* 編集特別幹事を拝命してから早いもので一年がたち,任期も折り返しを迎えました.これまで編集委員の方々をはじめ関係する皆様の御協力の下,小特集記事などをまとめてまいりましたが,読者の皆様の御期待にお応えできているでしょうか....毎号,企画の検討から執筆者の皆様との調整,発行に至るまで,多くの方々の熱意に支えられていることを実感しながら,編集に携わっております.
* また,この7月号が出版される頃には,新しい編集チームがスタートします.6月に退任された編集委員の皆様には,御多忙の中,会誌の充実と発展のために多大なる御尽力を賜りました.この場を借りて,心から深く感謝申し上げます.
* 本号では,地上放送高度化方式(ISDB-T3)の拡張機能に関する解説記事を掲載しています.地上放送による4Kサービス等の実現に向けて,ISDB-T3による伝送方式が2025年3月に電波産業会(ARIB)で規格化されました.本方式は,キャリア変調や誤り訂正符号に最新技術を導入するとともに,伝送フレームを見直すことで柔軟な信号構造を実現するものです.

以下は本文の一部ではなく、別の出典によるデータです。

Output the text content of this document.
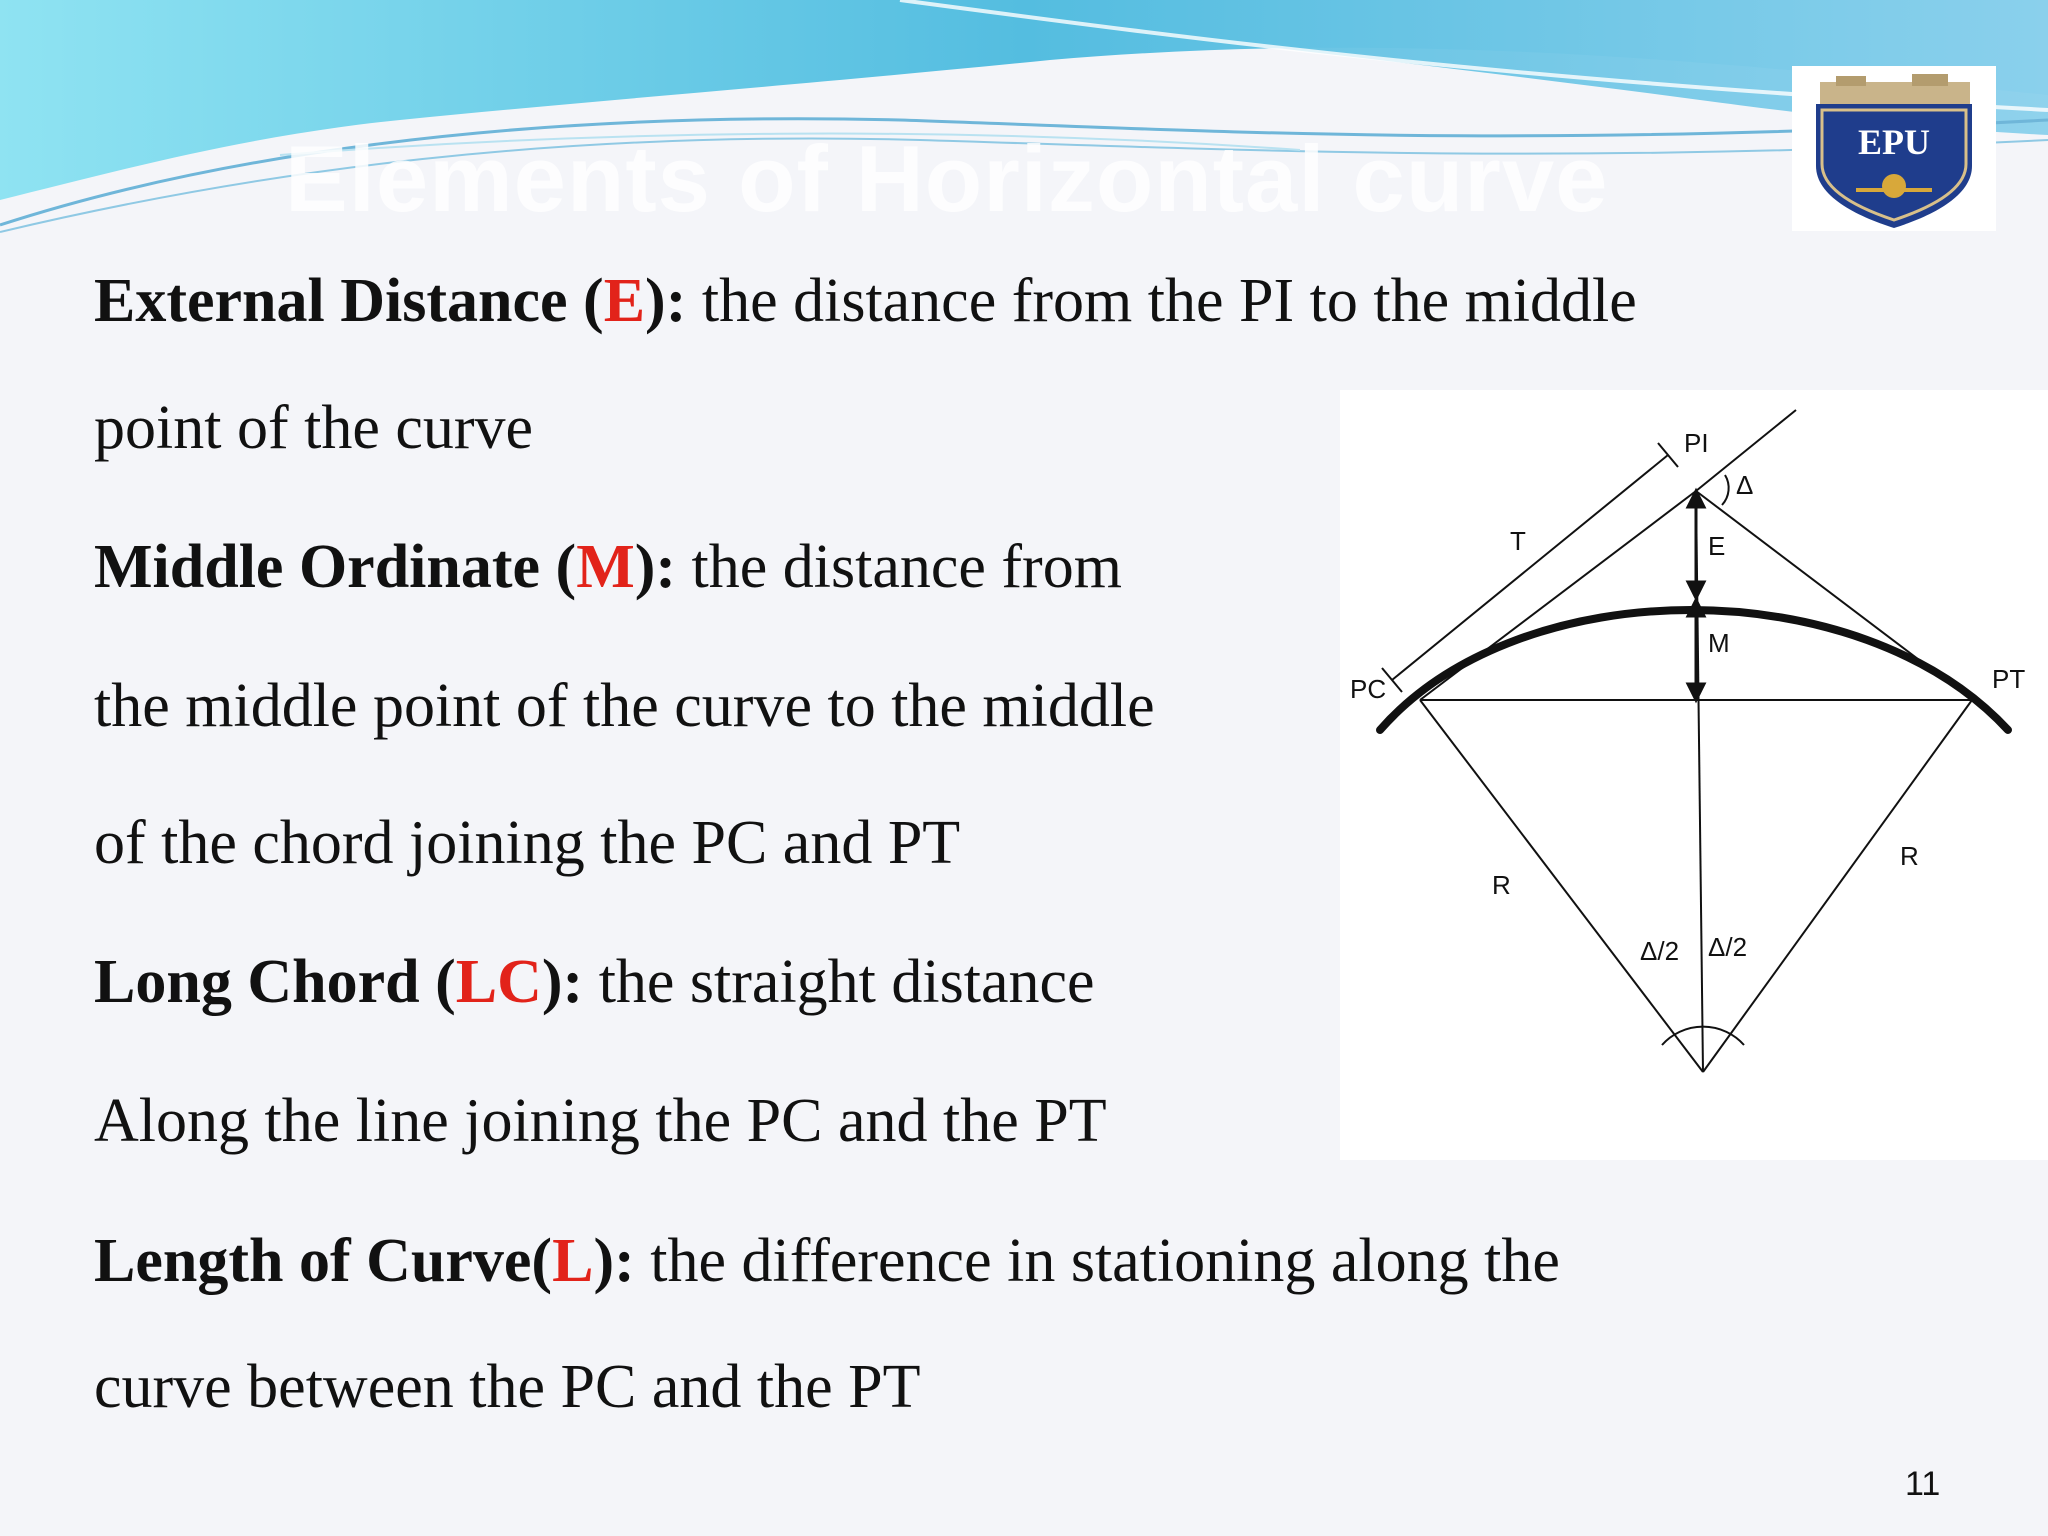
Elements of Horizontal curve	EPU

External Distance (E): the distance from the PI to the middle

point of the curve

Middle Ordinate (M): the distance from

the middle point of the curve to the middle

of the chord joining the PC and PT

Long Chord (LC): the straight distance

Along the line joining the PC and the PT

Length of Curve(L): the difference in stationing along the

curve between the PC and the PT

PI
Δ
T	E
M
PC	PT
R
R
Δ/2 Δ/2
11
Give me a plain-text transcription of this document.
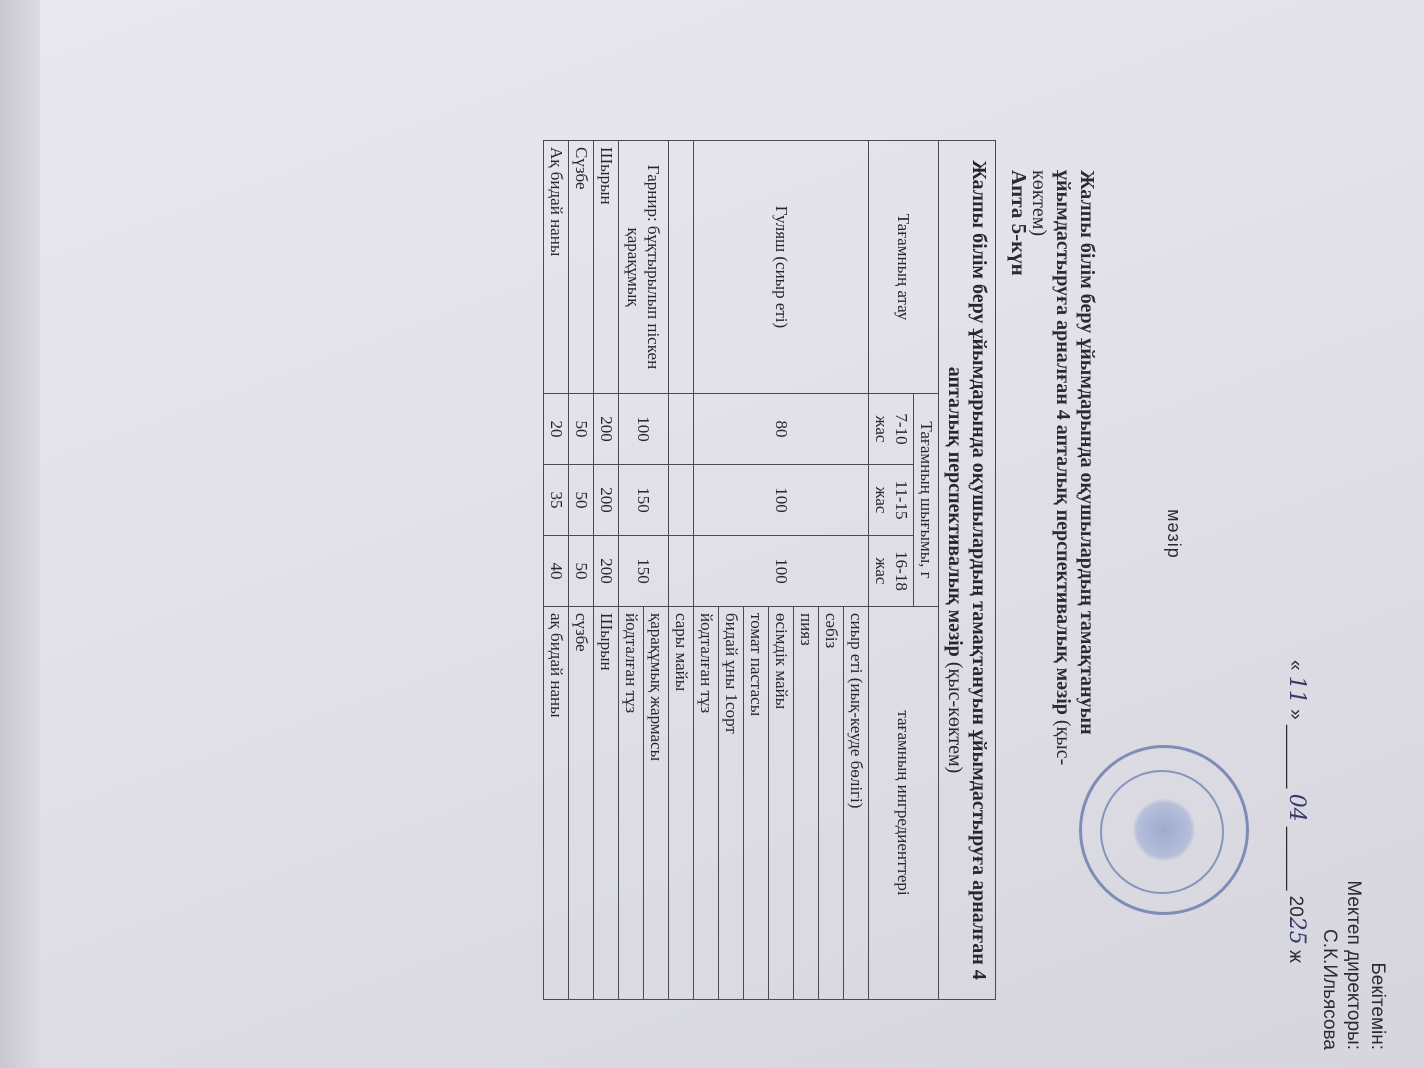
Бекітемін:
Мектеп директоры:
С.К.Ильясова
« 11 » ______ 04 ______ 2025 ж
мәзір
Жалпы білім беру ұйымдарында оқушылардың тамақтануын ұйымдастыруға арналған 4 апталық перспективалық мәзір (қыс-көктем)
Апта 5-күн
Жалпы білім беру ұйымдарында оқушылардың тамақтануын ұйымдастыруға арналған 4 апталық перспективалық мәзір (қыс-көктем)				
Тағамның атау	Тағамның шығымы, г			тағамның ингредиенттері
	7-10 жас	11-15 жас	16-18 жас	
Гуляш (сиыр еті)	80	100	100	сиыр еті (иық-кеуде бөлігі)
				сәбіз
				пияз
				өсімдік майы
				томат пастасы
				бидай ұны 1сорт
				йодталған тұз
				сары майы
Гарнир: бұқтырылып піскен қарақұмық	100	150	150	қарақұмық жармасы
				йодталған тұз
Шырын	200	200	200	Шырын
Сүзбе	50	50	50	сүзбе
Ақ бидай наны	20	35	40	ақ бидай наны
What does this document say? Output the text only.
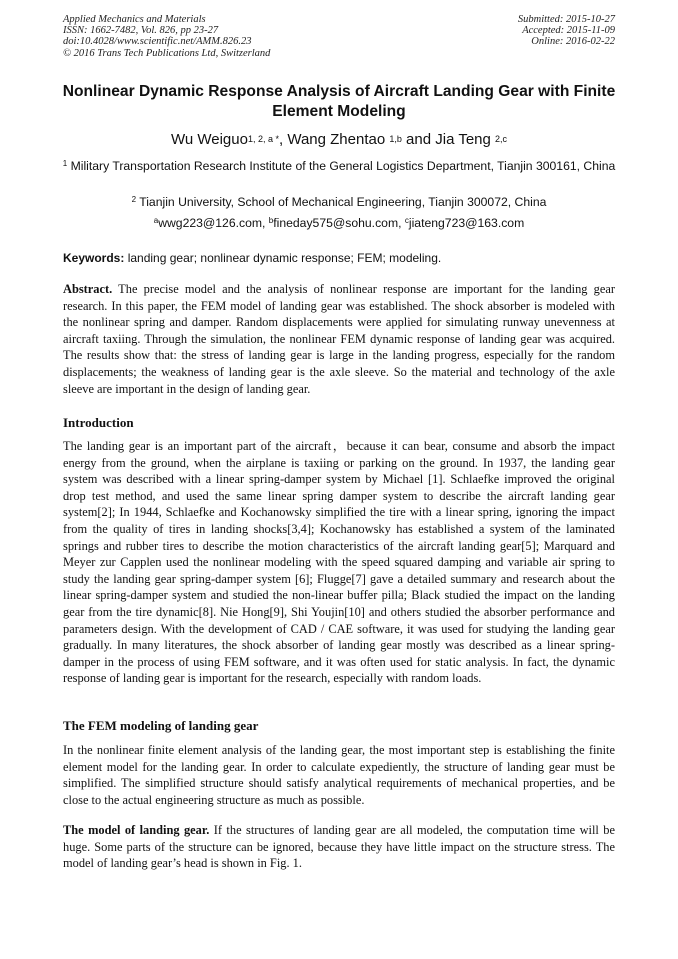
Applied Mechanics and Materials
ISSN: 1662-7482, Vol. 826, pp 23-27
doi:10.4028/www.scientific.net/AMM.826.23
© 2016 Trans Tech Publications Ltd, Switzerland
Submitted: 2015-10-27
Accepted: 2015-11-09
Online: 2016-02-22
Nonlinear Dynamic Response Analysis of Aircraft Landing Gear with Finite Element Modeling
Wu Weiguo$^{1, 2, a *}$, Wang Zhentao $^{1,b}$ and Jia Teng $^{2,c}$
$^1$ Military Transportation Research Institute of the General Logistics Department, Tianjin 300161, China
$^2$ Tianjin University, School of Mechanical Engineering, Tianjin 300072, China
$^a$wwg223@126.com, $^b$fineday575@sohu.com, $^c$jiateng723@163.com
Keywords: landing gear; nonlinear dynamic response; FEM; modeling.
Abstract. The precise model and the analysis of nonlinear response are important for the landing gear research. In this paper, the FEM model of landing gear was established. The shock absorber is modeled with the nonlinear spring and damper. Random displacements were applied for simulating runway unevenness at aircraft taxiing. Through the simulation, the nonlinear FEM dynamic response of landing gear was acquired. The results show that: the stress of landing gear is large in the landing progress, especially for the random displacements; the weakness of landing gear is the axle sleeve. So the material and technology of the axle sleeve are important in the design of landing gear.
Introduction
The landing gear is an important part of the aircraft，because it can bear, consume and absorb the impact energy from the ground, when the airplane is taxiing or parking on the ground. In 1937, the landing gear system was described with a linear spring-damper system by Michael [1]. Schlaefke improved the original drop test method, and used the same linear spring damper system to describe the aircraft landing gear system[2]; In 1944, Schlaefke and Kochanowsky simplified the tire with a linear spring, ignoring the impact from the quality of tires in landing shocks[3,4]; Kochanowsky has established a system of the laminated springs and rubber tires to describe the motion characteristics of the aircraft landing gear[5]; Marquard and Meyer zur Capplen used the nonlinear modeling with the speed squared damping and variable air spring to study the landing gear spring-damper system [6]; Flugge[7] gave a detailed summary and research about the linear spring-damper system and studied the non-linear buffer pilla; Black studied the impact on the landing gear from the tire dynamic[8]. Nie Hong[9], Shi Youjin[10] and others studied the absorber performance and parameters design. With the development of CAD / CAE software, it was used for studying the landing gear gradually. In many literatures, the shock absorber of landing gear mostly was described as a linear spring-damper in the process of using FEM software, and it was often used for static analysis. In fact, the dynamic response of landing gear is important for the research, especially with random loads.
The FEM modeling of landing gear
In the nonlinear finite element analysis of the landing gear, the most important step is establishing the finite element model for the landing gear. In order to calculate expediently, the structure of landing gear must be simplified. The simplified structure should satisfy analytical requirements of mechanical properties, and be close to the actual engineering structure as much as possible.
The model of landing gear. If the structures of landing gear are all modeled, the computation time will be huge. Some parts of the structure can be ignored, because they have little impact on the structure stress. The model of landing gear’s head is shown in Fig. 1.
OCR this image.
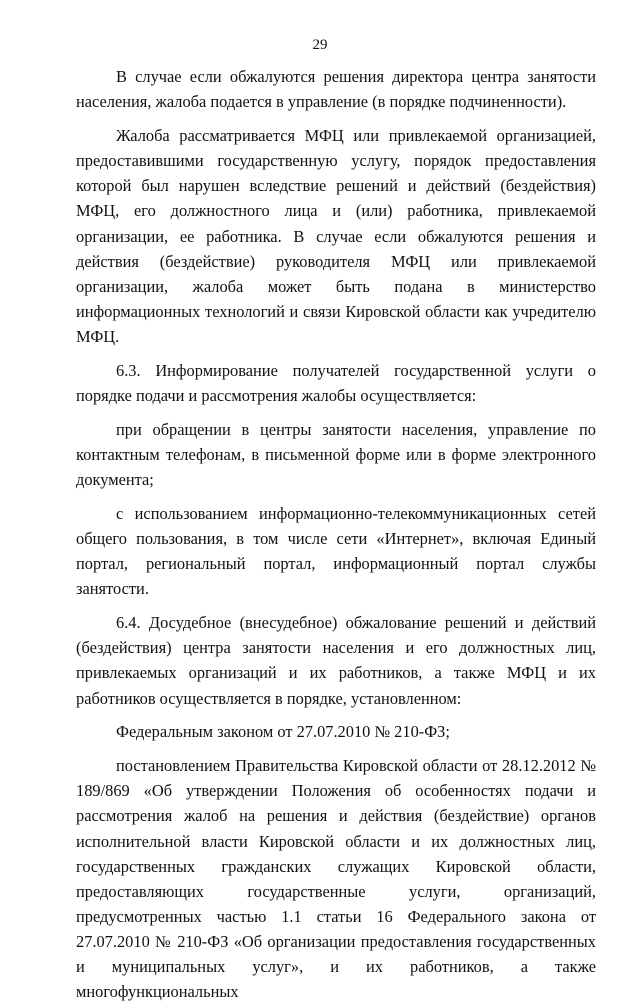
29

В случае если обжалуются решения директора центра занятости населения, жалоба подается в управление (в порядке подчиненности).

Жалоба рассматривается МФЦ или привлекаемой организацией, предоставившими государственную услугу, порядок предоставления которой был нарушен вследствие решений и действий (бездействия) МФЦ, его должностного лица и (или) работника, привлекаемой организации, ее работника. В случае если обжалуются решения и действия (бездействие) руководителя МФЦ или привлекаемой организации, жалоба может быть подана в министерство информационных технологий и связи Кировской области как учредителю МФЦ.

6.3. Информирование получателей государственной услуги о порядке подачи и рассмотрения жалобы осуществляется:

при обращении в центры занятости населения, управление по контактным телефонам, в письменной форме или в форме электронного документа;

с использованием информационно-телекоммуникационных сетей общего пользования, в том числе сети «Интернет», включая Единый портал, региональный портал, информационный портал службы занятости.

6.4. Досудебное (внесудебное) обжалование решений и действий (бездействия) центра занятости населения и его должностных лиц, привлекаемых организаций и их работников, а также МФЦ и их работников осуществляется в порядке, установленном:

Федеральным законом от 27.07.2010 № 210-ФЗ;

постановлением Правительства Кировской области от 28.12.2012 № 189/869 «Об утверждении Положения об особенностях подачи и рассмотрения жалоб на решения и действия (бездействие) органов исполнительной власти Кировской области и их должностных лиц, государственных гражданских служащих Кировской области, предоставляющих государственные услуги, организаций, предусмотренных частью 1.1 статьи 16 Федерального закона от 27.07.2010 № 210-ФЗ «Об организации предоставления государственных и муниципальных услуг», и их работников, а также многофункциональных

* また,国際標準化や他国でのニーズを考慮した拡張機能として,MIMO伝送,チャネルボンディング伝送,LDM(Layered Division Multiplexing)伝送が盛り込まれています.本記事では,これらの伝送技術,特徴,ユースケースについて解説されています.地上放送の将来像や新たなサービス展開を考える上で,興味深くお読み頂けるものと思います.